While one might object to the presentation of unsolicited murals as intrusive; the work is on par with the intrusiveness of advertising but it’s intention is to foster a sense of pride and enhanced self esteem.   Most people have come to accept advertising even in unadulterated, natural landscapes even if they don’t agree with what’s being promoted.  Simple, large, black and white depictions of people who inhabit these spaces invite viewers to engage those people and to create dialog both within the community and between outsiders and community members.  This is in contrast to the purpose of advertising images found concurrently in those landscapes.

  1. How has that particular understanding resulted in the marginalization or outright dismissal of those peoples who approach those landscapes with a different—sometimes competing—view?

Those people with contrasting, competing interpretations of the landscape and the art that appears in the landscape are not without means to challenge my work in that it’s sometimes defaced.  For this reason public art and more specifically street art is considered the most democratic of art forms in the way this dialog between practitioners and the community evolves.

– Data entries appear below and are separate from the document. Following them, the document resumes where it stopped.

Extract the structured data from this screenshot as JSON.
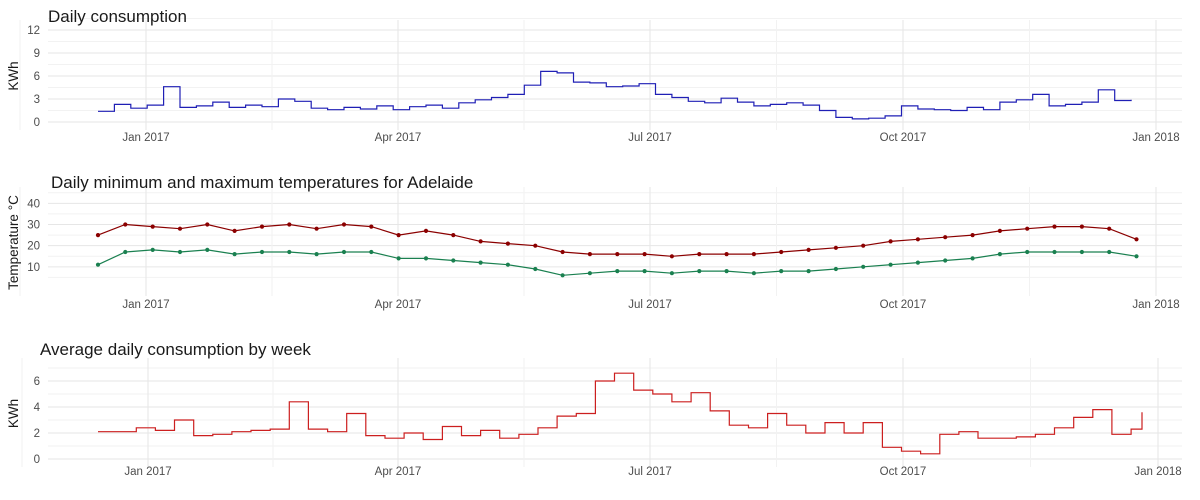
{
  "chart_data": [
    {
      "type": "line",
      "title": "Daily consumption",
      "xlabel": "",
      "ylabel": "KWh",
      "ylim": [
        0,
        12
      ],
      "yticks": [
        "0",
        "3",
        "6",
        "9",
        "12"
      ],
      "xticks": [
        "Jan 2017",
        "Apr 2017",
        "Jul 2017",
        "Oct 2017",
        "Jan 2018"
      ],
      "xrange": [
        "2016-12-14",
        "2017-12-31"
      ],
      "step": true,
      "grid": true,
      "series": [
        {
          "color": "#1f1fb5",
          "points": [
            [
              "2016-12-14",
              1.4
            ],
            [
              "2016-12-20",
              2.3
            ],
            [
              "2016-12-26",
              1.8
            ],
            [
              "2017-01-01",
              2.2
            ],
            [
              "2017-01-07",
              4.6
            ],
            [
              "2017-01-13",
              1.9
            ],
            [
              "2017-01-19",
              2.1
            ],
            [
              "2017-01-25",
              2.6
            ],
            [
              "2017-01-31",
              1.9
            ],
            [
              "2017-02-06",
              2.2
            ],
            [
              "2017-02-12",
              2.0
            ],
            [
              "2017-02-18",
              3.0
            ],
            [
              "2017-02-24",
              2.7
            ],
            [
              "2017-03-02",
              1.8
            ],
            [
              "2017-03-08",
              1.6
            ],
            [
              "2017-03-14",
              1.9
            ],
            [
              "2017-03-20",
              1.7
            ],
            [
              "2017-03-26",
              2.1
            ],
            [
              "2017-04-01",
              1.6
            ],
            [
              "2017-04-07",
              2.0
            ],
            [
              "2017-04-13",
              2.2
            ],
            [
              "2017-04-19",
              1.8
            ],
            [
              "2017-04-25",
              2.5
            ],
            [
              "2017-05-01",
              2.9
            ],
            [
              "2017-05-07",
              3.2
            ],
            [
              "2017-05-13",
              3.6
            ],
            [
              "2017-05-19",
              4.8
            ],
            [
              "2017-05-25",
              6.6
            ],
            [
              "2017-05-31",
              6.4
            ],
            [
              "2017-06-06",
              5.2
            ],
            [
              "2017-06-12",
              5.1
            ],
            [
              "2017-06-18",
              4.6
            ],
            [
              "2017-06-24",
              4.7
            ],
            [
              "2017-06-30",
              5.0
            ],
            [
              "2017-07-06",
              3.6
            ],
            [
              "2017-07-12",
              3.2
            ],
            [
              "2017-07-18",
              2.7
            ],
            [
              "2017-07-24",
              2.5
            ],
            [
              "2017-07-30",
              3.1
            ],
            [
              "2017-08-05",
              2.6
            ],
            [
              "2017-08-11",
              2.1
            ],
            [
              "2017-08-17",
              2.3
            ],
            [
              "2017-08-23",
              2.5
            ],
            [
              "2017-08-29",
              2.2
            ],
            [
              "2017-09-04",
              1.5
            ],
            [
              "2017-09-10",
              0.6
            ],
            [
              "2017-09-16",
              0.4
            ],
            [
              "2017-09-22",
              0.5
            ],
            [
              "2017-09-28",
              0.8
            ],
            [
              "2017-10-04",
              2.1
            ],
            [
              "2017-10-10",
              1.7
            ],
            [
              "2017-10-16",
              1.6
            ],
            [
              "2017-10-22",
              1.5
            ],
            [
              "2017-10-28",
              1.9
            ],
            [
              "2017-11-03",
              1.6
            ],
            [
              "2017-11-09",
              2.6
            ],
            [
              "2017-11-15",
              2.9
            ],
            [
              "2017-11-21",
              3.6
            ],
            [
              "2017-11-27",
              2.1
            ],
            [
              "2017-12-03",
              2.3
            ],
            [
              "2017-12-09",
              2.6
            ],
            [
              "2017-12-15",
              4.2
            ],
            [
              "2017-12-21",
              2.8
            ],
            [
              "2017-12-27",
              2.9
            ]
          ]
        }
      ]
    },
    {
      "type": "line",
      "title": "Daily minimum and maximum temperatures for Adelaide",
      "xlabel": "",
      "ylabel": "Temperature °C",
      "ylim": [
        0,
        43
      ],
      "yticks": [
        "10",
        "20",
        "30",
        "40"
      ],
      "xticks": [
        "Jan 2017",
        "Apr 2017",
        "Jul 2017",
        "Oct 2017",
        "Jan 2018"
      ],
      "xrange": [
        "2016-12-14",
        "2017-12-31"
      ],
      "markers": true,
      "grid": true,
      "series": [
        {
          "color": "#8b0000",
          "points": [
            [
              "2016-12-14",
              25
            ],
            [
              "2016-12-24",
              30
            ],
            [
              "2017-01-03",
              29
            ],
            [
              "2017-01-13",
              28
            ],
            [
              "2017-01-23",
              30
            ],
            [
              "2017-02-02",
              27
            ],
            [
              "2017-02-12",
              29
            ],
            [
              "2017-02-22",
              30
            ],
            [
              "2017-03-04",
              28
            ],
            [
              "2017-03-14",
              30
            ],
            [
              "2017-03-24",
              29
            ],
            [
              "2017-04-03",
              25
            ],
            [
              "2017-04-13",
              27
            ],
            [
              "2017-04-23",
              25
            ],
            [
              "2017-05-03",
              22
            ],
            [
              "2017-05-13",
              21
            ],
            [
              "2017-05-23",
              20
            ],
            [
              "2017-06-02",
              17
            ],
            [
              "2017-06-12",
              16
            ],
            [
              "2017-06-22",
              16
            ],
            [
              "2017-07-02",
              16
            ],
            [
              "2017-07-12",
              15
            ],
            [
              "2017-07-22",
              16
            ],
            [
              "2017-08-01",
              16
            ],
            [
              "2017-08-11",
              16
            ],
            [
              "2017-08-21",
              17
            ],
            [
              "2017-08-31",
              18
            ],
            [
              "2017-09-10",
              19
            ],
            [
              "2017-09-20",
              20
            ],
            [
              "2017-09-30",
              22
            ],
            [
              "2017-10-10",
              23
            ],
            [
              "2017-10-20",
              24
            ],
            [
              "2017-10-30",
              25
            ],
            [
              "2017-11-09",
              27
            ],
            [
              "2017-11-19",
              28
            ],
            [
              "2017-11-29",
              29
            ],
            [
              "2017-12-09",
              29
            ],
            [
              "2017-12-19",
              28
            ],
            [
              "2017-12-29",
              23
            ]
          ]
        },
        {
          "color": "#1a8050",
          "points": [
            [
              "2016-12-14",
              11
            ],
            [
              "2016-12-24",
              17
            ],
            [
              "2017-01-03",
              18
            ],
            [
              "2017-01-13",
              17
            ],
            [
              "2017-01-23",
              18
            ],
            [
              "2017-02-02",
              16
            ],
            [
              "2017-02-12",
              17
            ],
            [
              "2017-02-22",
              17
            ],
            [
              "2017-03-04",
              16
            ],
            [
              "2017-03-14",
              17
            ],
            [
              "2017-03-24",
              17
            ],
            [
              "2017-04-03",
              14
            ],
            [
              "2017-04-13",
              14
            ],
            [
              "2017-04-23",
              13
            ],
            [
              "2017-05-03",
              12
            ],
            [
              "2017-05-13",
              11
            ],
            [
              "2017-05-23",
              9
            ],
            [
              "2017-06-02",
              6
            ],
            [
              "2017-06-12",
              7
            ],
            [
              "2017-06-22",
              8
            ],
            [
              "2017-07-02",
              8
            ],
            [
              "2017-07-12",
              7
            ],
            [
              "2017-07-22",
              8
            ],
            [
              "2017-08-01",
              8
            ],
            [
              "2017-08-11",
              7
            ],
            [
              "2017-08-21",
              8
            ],
            [
              "2017-08-31",
              8
            ],
            [
              "2017-09-10",
              9
            ],
            [
              "2017-09-20",
              10
            ],
            [
              "2017-09-30",
              11
            ],
            [
              "2017-10-10",
              12
            ],
            [
              "2017-10-20",
              13
            ],
            [
              "2017-10-30",
              14
            ],
            [
              "2017-11-09",
              16
            ],
            [
              "2017-11-19",
              17
            ],
            [
              "2017-11-29",
              17
            ],
            [
              "2017-12-09",
              17
            ],
            [
              "2017-12-19",
              17
            ],
            [
              "2017-12-29",
              15
            ]
          ]
        }
      ]
    },
    {
      "type": "line",
      "title": "Average daily consumption by week",
      "xlabel": "",
      "ylabel": "KWh",
      "ylim": [
        0,
        7
      ],
      "yticks": [
        "0",
        "2",
        "4",
        "6"
      ],
      "xticks": [
        "Jan 2017",
        "Apr 2017",
        "Jul 2017",
        "Oct 2017",
        "Jan 2018"
      ],
      "xrange": [
        "2016-12-14",
        "2017-12-31"
      ],
      "step": true,
      "grid": true,
      "series": [
        {
          "color": "#cc1f1f",
          "points": [
            [
              "2016-12-14",
              2.1
            ],
            [
              "2016-12-21",
              2.1
            ],
            [
              "2016-12-28",
              2.4
            ],
            [
              "2017-01-04",
              2.2
            ],
            [
              "2017-01-11",
              3.0
            ],
            [
              "2017-01-18",
              1.8
            ],
            [
              "2017-01-25",
              1.9
            ],
            [
              "2017-02-01",
              2.1
            ],
            [
              "2017-02-08",
              2.2
            ],
            [
              "2017-02-15",
              2.3
            ],
            [
              "2017-02-22",
              4.4
            ],
            [
              "2017-03-01",
              2.3
            ],
            [
              "2017-03-08",
              2.1
            ],
            [
              "2017-03-15",
              3.5
            ],
            [
              "2017-03-22",
              1.8
            ],
            [
              "2017-03-29",
              1.6
            ],
            [
              "2017-04-05",
              2.0
            ],
            [
              "2017-04-12",
              1.5
            ],
            [
              "2017-04-19",
              2.5
            ],
            [
              "2017-04-26",
              1.8
            ],
            [
              "2017-05-03",
              2.2
            ],
            [
              "2017-05-10",
              1.6
            ],
            [
              "2017-05-17",
              1.9
            ],
            [
              "2017-05-24",
              2.4
            ],
            [
              "2017-05-31",
              3.3
            ],
            [
              "2017-06-07",
              3.5
            ],
            [
              "2017-06-14",
              6.0
            ],
            [
              "2017-06-21",
              6.6
            ],
            [
              "2017-06-28",
              5.3
            ],
            [
              "2017-07-05",
              5.0
            ],
            [
              "2017-07-12",
              4.4
            ],
            [
              "2017-07-19",
              5.1
            ],
            [
              "2017-07-26",
              3.7
            ],
            [
              "2017-08-02",
              2.6
            ],
            [
              "2017-08-09",
              2.4
            ],
            [
              "2017-08-16",
              3.5
            ],
            [
              "2017-08-23",
              2.6
            ],
            [
              "2017-08-30",
              2.0
            ],
            [
              "2017-09-06",
              2.8
            ],
            [
              "2017-09-13",
              2.0
            ],
            [
              "2017-09-20",
              2.8
            ],
            [
              "2017-09-27",
              0.9
            ],
            [
              "2017-10-04",
              0.6
            ],
            [
              "2017-10-11",
              0.4
            ],
            [
              "2017-10-18",
              1.9
            ],
            [
              "2017-10-25",
              2.1
            ],
            [
              "2017-11-01",
              1.6
            ],
            [
              "2017-11-08",
              1.6
            ],
            [
              "2017-11-15",
              1.7
            ],
            [
              "2017-11-22",
              1.9
            ],
            [
              "2017-11-29",
              2.4
            ],
            [
              "2017-12-06",
              3.2
            ],
            [
              "2017-12-13",
              3.8
            ],
            [
              "2017-12-20",
              1.9
            ],
            [
              "2017-12-27",
              2.3
            ],
            [
              "2017-12-31",
              3.6
            ]
          ]
        }
      ]
    }
  ]
}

As a case study, let’s look at art that is currently being generated in public spaces on the reservation and in Flagstaff to honor the sanctity of sacred spaces, specifically the Confluence of the Little Colorado River and the Colorado River.  This is a site where a developer based in Scottsdale is proposing to build a resort that’ll impact the ecology of the area as well as the way various tribes that hold this site sacred will relate to one another.  As a consequence the tribe is divided over the issue as the Bodaway Gap/Cedar Ridge communities on the reservation have an unemployment rate around 60% or higher.  There are few employment opportunities around this area.  A reductionist view of the question being asked by Traditionalists who oppose the development is whether its worth sacrificing the culture for short sighted economic development of one of the 7 wonders of the world.  Art that has been generated around this issue speaks to the uniqueness and sacredness of the Confluence and the Grand Canyon without consideration of the competing view for economic exploitation.  There are times when art shouldn’t be objective and has to take sides.  Perhaps it’s considered propaganda but artists have to decide where they stand on an issue, understand their intention and feel good about their role in supporting the good fight.

  1. How do we see the complexity in natural spaces?   What is the role of art in translating this complexity?
  1. What does privilege and oppression look like in contested spaces? How can art be used to transform our idea of where oppression takes place, and what it’s impact is on people and landscapes?

My art project is an example of how privilege looks in contested spaces.  I think frequently about how my day job as a physician supports my passion for creating public art yet the public art is used in a way to support my work as a physician.  By this I mean my work in the clinic is to promote wellness while my work in the field as a public artist promotes emotional and psychosocial wellness.  But no doubt the medium I chose for public art is heavily dependent on a consistent funding source to create it (otherwise identified as my salary).

I’d suggest billboards represent a form of oppression in contested spaces.  For example, in 1989 the Pepsi corporation erected a billboard along Highway 89 near Moenkopi Wash outside Tuba City directed at motorists traveling from Flagstaff and Phoenix to Page and points further north.  The billboard depicted cold, refreshing cans of soft drinks to relieve the motorists thirst traversing the hot, barren but beautiful Painted Desert.  However, the ad neglected to recognize that the corn syrup laden drinks depicted appear in a region of the country with one of the highest rates of adult onset diabetes.  Art was used to transform our idea of where oppression takes place.

welcome-to-diabetes-country

It used to read “Welcome to Pepsi Country.”

Thanks again for this opportunity to share my process + philosophy.